LONDON, Aug. 22 (Xinhua) -- The University of Oxford announced Monday that a landmark study would be launched to identify the biomarkers present in the early stage of Alzheimer's disease, in a bid to improve the success rate of clinical trials for treatments.
In the early stage of the Alzheimer's disease, a person may have no obvious symptoms, which makes it very difficult for diagnosis and treatment. The new study led by researchers from the University of Oxford will target the measurable characteristics, known as biomarkers, which can detect the occurrence of disease very early on.
The Deep and Frequent Phenotyping study will recruit 250 volunteers and tests will be carried out over the course of 12 months. Some of the participants will be at risk of developing Alzheimer's disease while others will not be deemed at risk, according to the university.
During the tests, wearable devices will be used so that researchers can have detailed information on people's movement and gait, and sophisticated retinal imaging.

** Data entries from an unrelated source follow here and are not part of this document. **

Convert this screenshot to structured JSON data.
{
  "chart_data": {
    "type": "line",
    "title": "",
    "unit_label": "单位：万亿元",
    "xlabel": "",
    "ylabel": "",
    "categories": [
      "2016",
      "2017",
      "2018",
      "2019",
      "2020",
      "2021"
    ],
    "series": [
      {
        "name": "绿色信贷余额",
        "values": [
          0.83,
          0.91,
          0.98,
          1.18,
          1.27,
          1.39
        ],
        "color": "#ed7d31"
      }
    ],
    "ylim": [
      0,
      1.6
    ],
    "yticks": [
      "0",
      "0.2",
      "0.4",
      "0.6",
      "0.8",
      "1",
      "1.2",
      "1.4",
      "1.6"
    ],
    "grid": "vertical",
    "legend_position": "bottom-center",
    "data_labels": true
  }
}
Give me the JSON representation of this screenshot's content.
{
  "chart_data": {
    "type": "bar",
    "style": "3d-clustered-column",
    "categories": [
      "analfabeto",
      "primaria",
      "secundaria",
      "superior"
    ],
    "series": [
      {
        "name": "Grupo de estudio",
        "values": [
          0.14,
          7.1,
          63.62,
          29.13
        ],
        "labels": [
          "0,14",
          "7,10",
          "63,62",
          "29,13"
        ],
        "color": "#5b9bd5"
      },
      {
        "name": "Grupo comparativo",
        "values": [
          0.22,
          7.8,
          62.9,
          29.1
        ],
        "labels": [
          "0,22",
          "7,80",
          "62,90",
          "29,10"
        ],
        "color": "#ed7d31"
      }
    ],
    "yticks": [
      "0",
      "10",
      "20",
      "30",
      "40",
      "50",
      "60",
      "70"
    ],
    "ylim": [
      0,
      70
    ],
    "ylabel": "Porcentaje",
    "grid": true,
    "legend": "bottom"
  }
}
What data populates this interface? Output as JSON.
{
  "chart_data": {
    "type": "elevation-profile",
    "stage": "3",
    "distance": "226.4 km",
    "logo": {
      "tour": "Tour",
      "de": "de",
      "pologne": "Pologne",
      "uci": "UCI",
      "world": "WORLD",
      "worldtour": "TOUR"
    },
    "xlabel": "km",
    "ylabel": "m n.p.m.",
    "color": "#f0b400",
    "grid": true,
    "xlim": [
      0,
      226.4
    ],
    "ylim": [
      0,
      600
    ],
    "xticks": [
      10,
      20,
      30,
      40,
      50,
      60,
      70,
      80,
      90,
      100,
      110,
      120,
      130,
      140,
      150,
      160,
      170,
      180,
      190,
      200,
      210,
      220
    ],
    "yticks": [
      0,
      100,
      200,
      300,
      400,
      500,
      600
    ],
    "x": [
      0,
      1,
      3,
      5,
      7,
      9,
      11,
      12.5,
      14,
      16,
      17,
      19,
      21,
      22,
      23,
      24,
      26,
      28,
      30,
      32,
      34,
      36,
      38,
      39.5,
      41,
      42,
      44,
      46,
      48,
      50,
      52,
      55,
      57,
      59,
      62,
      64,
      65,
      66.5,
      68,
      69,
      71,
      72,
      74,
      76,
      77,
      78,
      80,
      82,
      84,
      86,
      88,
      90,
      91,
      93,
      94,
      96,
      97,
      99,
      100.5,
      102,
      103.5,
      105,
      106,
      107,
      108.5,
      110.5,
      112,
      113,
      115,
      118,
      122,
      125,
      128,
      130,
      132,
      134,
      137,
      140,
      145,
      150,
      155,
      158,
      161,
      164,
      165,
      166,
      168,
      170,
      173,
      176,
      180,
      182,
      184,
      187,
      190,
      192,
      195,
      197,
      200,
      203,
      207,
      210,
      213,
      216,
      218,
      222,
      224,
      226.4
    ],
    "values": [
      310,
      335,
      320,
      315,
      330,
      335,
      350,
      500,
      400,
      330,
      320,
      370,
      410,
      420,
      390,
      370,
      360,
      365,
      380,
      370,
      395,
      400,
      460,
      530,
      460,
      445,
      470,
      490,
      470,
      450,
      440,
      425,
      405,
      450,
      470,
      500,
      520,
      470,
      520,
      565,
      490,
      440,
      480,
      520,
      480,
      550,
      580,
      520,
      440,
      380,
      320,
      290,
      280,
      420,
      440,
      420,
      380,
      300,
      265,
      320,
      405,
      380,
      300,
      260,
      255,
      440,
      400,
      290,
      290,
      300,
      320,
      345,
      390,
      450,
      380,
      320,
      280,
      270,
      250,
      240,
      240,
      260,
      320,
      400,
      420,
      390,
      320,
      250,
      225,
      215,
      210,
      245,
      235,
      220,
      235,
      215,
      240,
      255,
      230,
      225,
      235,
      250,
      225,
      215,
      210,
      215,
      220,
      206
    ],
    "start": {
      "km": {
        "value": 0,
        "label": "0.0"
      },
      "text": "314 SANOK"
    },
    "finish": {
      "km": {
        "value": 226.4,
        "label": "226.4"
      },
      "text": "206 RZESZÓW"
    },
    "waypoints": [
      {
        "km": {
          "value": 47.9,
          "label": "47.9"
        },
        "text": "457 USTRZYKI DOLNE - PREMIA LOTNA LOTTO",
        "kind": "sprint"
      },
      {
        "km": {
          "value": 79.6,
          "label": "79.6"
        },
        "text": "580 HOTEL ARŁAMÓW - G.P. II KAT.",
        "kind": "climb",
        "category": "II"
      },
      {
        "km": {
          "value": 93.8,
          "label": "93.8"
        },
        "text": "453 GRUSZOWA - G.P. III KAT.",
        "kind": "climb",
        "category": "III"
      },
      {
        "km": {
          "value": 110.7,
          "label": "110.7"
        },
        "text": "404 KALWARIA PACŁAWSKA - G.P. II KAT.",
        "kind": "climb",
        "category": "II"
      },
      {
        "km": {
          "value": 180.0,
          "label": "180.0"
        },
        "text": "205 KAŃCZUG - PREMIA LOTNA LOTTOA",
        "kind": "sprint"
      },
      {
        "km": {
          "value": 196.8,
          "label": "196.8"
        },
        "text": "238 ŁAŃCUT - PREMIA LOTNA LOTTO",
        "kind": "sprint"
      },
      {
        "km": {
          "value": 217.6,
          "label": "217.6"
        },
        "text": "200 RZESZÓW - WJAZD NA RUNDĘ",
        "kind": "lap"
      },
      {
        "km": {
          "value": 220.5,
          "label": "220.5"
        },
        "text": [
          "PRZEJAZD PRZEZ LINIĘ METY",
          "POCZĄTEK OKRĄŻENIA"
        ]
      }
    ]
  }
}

"If we can identify the biomarkers present in this very early stage, we have the chance of treating the disease earlier, which is vital if we are to prevent damage to people's memory and thinking," said Simon Lovestone, lead researcher and a professor at the University of Oxford.
The potential new biomarkers will allow the researchers to recognize the early stages of Alzheimer's disease and those who may be suitable for trials of possible treatments, according to the university.